Die Winter werden immer kürzer – die "Zeckensaison" immer länger. Die Meinung, dass Zecken nur in Ebenen, Tal- und Mittellagen vorkommen, ist überholt. Mittlerweile steht fest, dass Zecken auch in weit höheren Lagen als 800 Meter vorkommen. In Österreich gibt es mittlerweile kein Bundesland, das frei von FSME-Risiko ist. 

Nicht jeder Zeckenbiss führt zu einer viralen FSME-Infektion (Frühsommer-Meningoenzephalitis), birgt aber auch die Gefahr der bakteriellen Borreliose-Infektion in sich. Borreliose ist eine Infektion, die ebenfalls durch einen Zeckenbiss übertragen werden kann. Sie wird mit Antibiotika behandelt – gegen Borreliose gibt es im Gegensatz zu FSME keine Impfung. Bei jeder verdächtigen Rötung um die Bissstelle wird daher dringend ärztliche Beratung empfohlen.

Kommt es hingegen zu einer FSME-Erkrankung, gibt es keine spezifische Heilbehandlung. Es können nur die Symptome so gut wie möglich gemildert werden. Die Betroffenen weisen meist grippeähnliche Symptome und Fieber auf. Richtig gefährlich wird es bei einer Entzündung von Gehirn, Hirnhäuten oder des Rückenmarks, die das FSME-Virus auslösen kann. Wenn sich eine Zecke festgebissen hat, sollte sie so schnell wie möglich mit einer spitzen Pinzette entfernt werden. Dabei ist darauf zu achten, dass sie dicht über der Haut gefasst und ihr Leib nicht gequetscht wird, denn sonst können Erreger aus der Zecke in die Wunde gepresst werden. Von der Anwendung von tradierten Methoden zur Entfernung der Zecke wird abgeraten, da diese Vorgehensweisen die Übertragung von Infektionen erleichtern oder beschleunigen können.

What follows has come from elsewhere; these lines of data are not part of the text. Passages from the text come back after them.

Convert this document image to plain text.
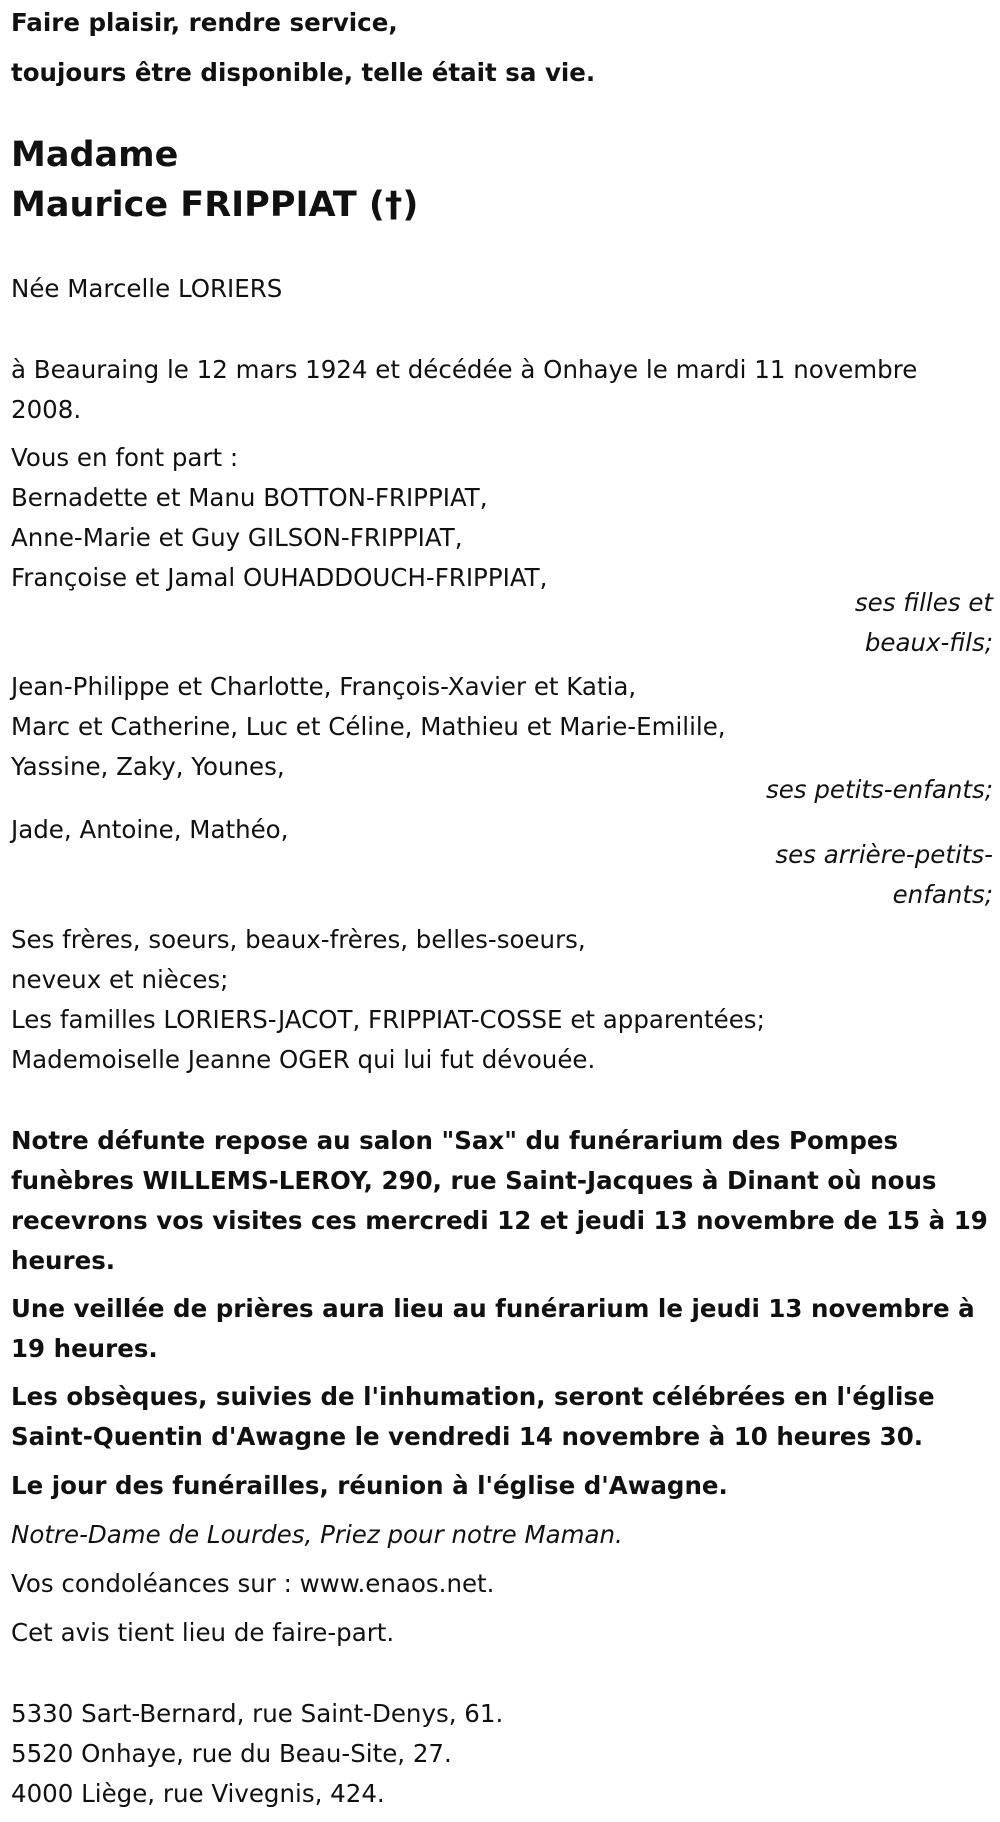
Faire plaisir, rendre service,
toujours être disponible, telle était sa vie.
Madame
Maurice FRIPPIAT (†)
Née Marcelle LORIERS
à Beauraing le 12 mars 1924 et décédée à Onhaye le mardi 11 novembre
2008.
Vous en font part :
Bernadette et Manu BOTTON-FRIPPIAT,
Anne-Marie et Guy GILSON-FRIPPIAT,
Françoise et Jamal OUHADDOUCH-FRIPPIAT,
ses filles et
beaux-fils;
Jean-Philippe et Charlotte, François-Xavier et Katia,
Marc et Catherine, Luc et Céline, Mathieu et Marie-Emilile,
Yassine, Zaky, Younes,
ses petits-enfants;
Jade, Antoine, Mathéo,
ses arrière-petits-
enfants;
Ses frères, soeurs, beaux-frères, belles-soeurs,
neveux et nièces;
Les familles LORIERS-JACOT, FRIPPIAT-COSSE et apparentées;
Mademoiselle Jeanne OGER qui lui fut dévouée.
Notre défunte repose au salon "Sax" du funérarium des Pompes
funèbres WILLEMS-LEROY, 290, rue Saint-Jacques à Dinant où nous
recevrons vos visites ces mercredi 12 et jeudi 13 novembre de 15 à 19
heures.
Une veillée de prières aura lieu au funérarium le jeudi 13 novembre à
19 heures.
Les obsèques, suivies de l'inhumation, seront célébrées en l'église
Saint-Quentin d'Awagne le vendredi 14 novembre à 10 heures 30.
Le jour des funérailles, réunion à l'église d'Awagne.
Notre-Dame de Lourdes, Priez pour notre Maman.
Vos condoléances sur : www.enaos.net.
Cet avis tient lieu de faire-part.
5330 Sart-Bernard, rue Saint-Denys, 61.
5520 Onhaye, rue du Beau-Site, 27.
4000 Liège, rue Vivegnis, 424.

Beugen Sie mit der FSME-Impfung vor!

Die BVA leistet zur FSME-Impfung einen Zuschuss von 16 Euro je Teilimpfung. Dieser Zuschuss wird entweder in Form der Kostenerstattung gewährt oder auch zwischen BVA und Apotheke oder Impfstelle, die den Impfstoff zu einem um den Zuschuss geminderten Preis abgegeben hat, direkt verrechnet. Der Kunde hat den Erhalt des Impfstoffes und die begünstigte Abgabe zu bestätigen.

Kostenübernahme aus der Unfallversicherung

Für aktive Dienstnehmerinnen und Dienstnehmer, die berufsbedingt überwiegend Außendienst verrichten und aus diesem Grund der Gefahr einer FSME-Erkrankung ausgesetzt sind, werden über Antrag der Dienststelle Impfstoffe über eine Lieferapotheke von der Unfallversicherung zur Verfügung gestellt. Grundsätzlich kommt es zu keinen Kosten, eventuell anfallende Impfkosten durch den Hausarzt werden jedoch nicht ersetzt.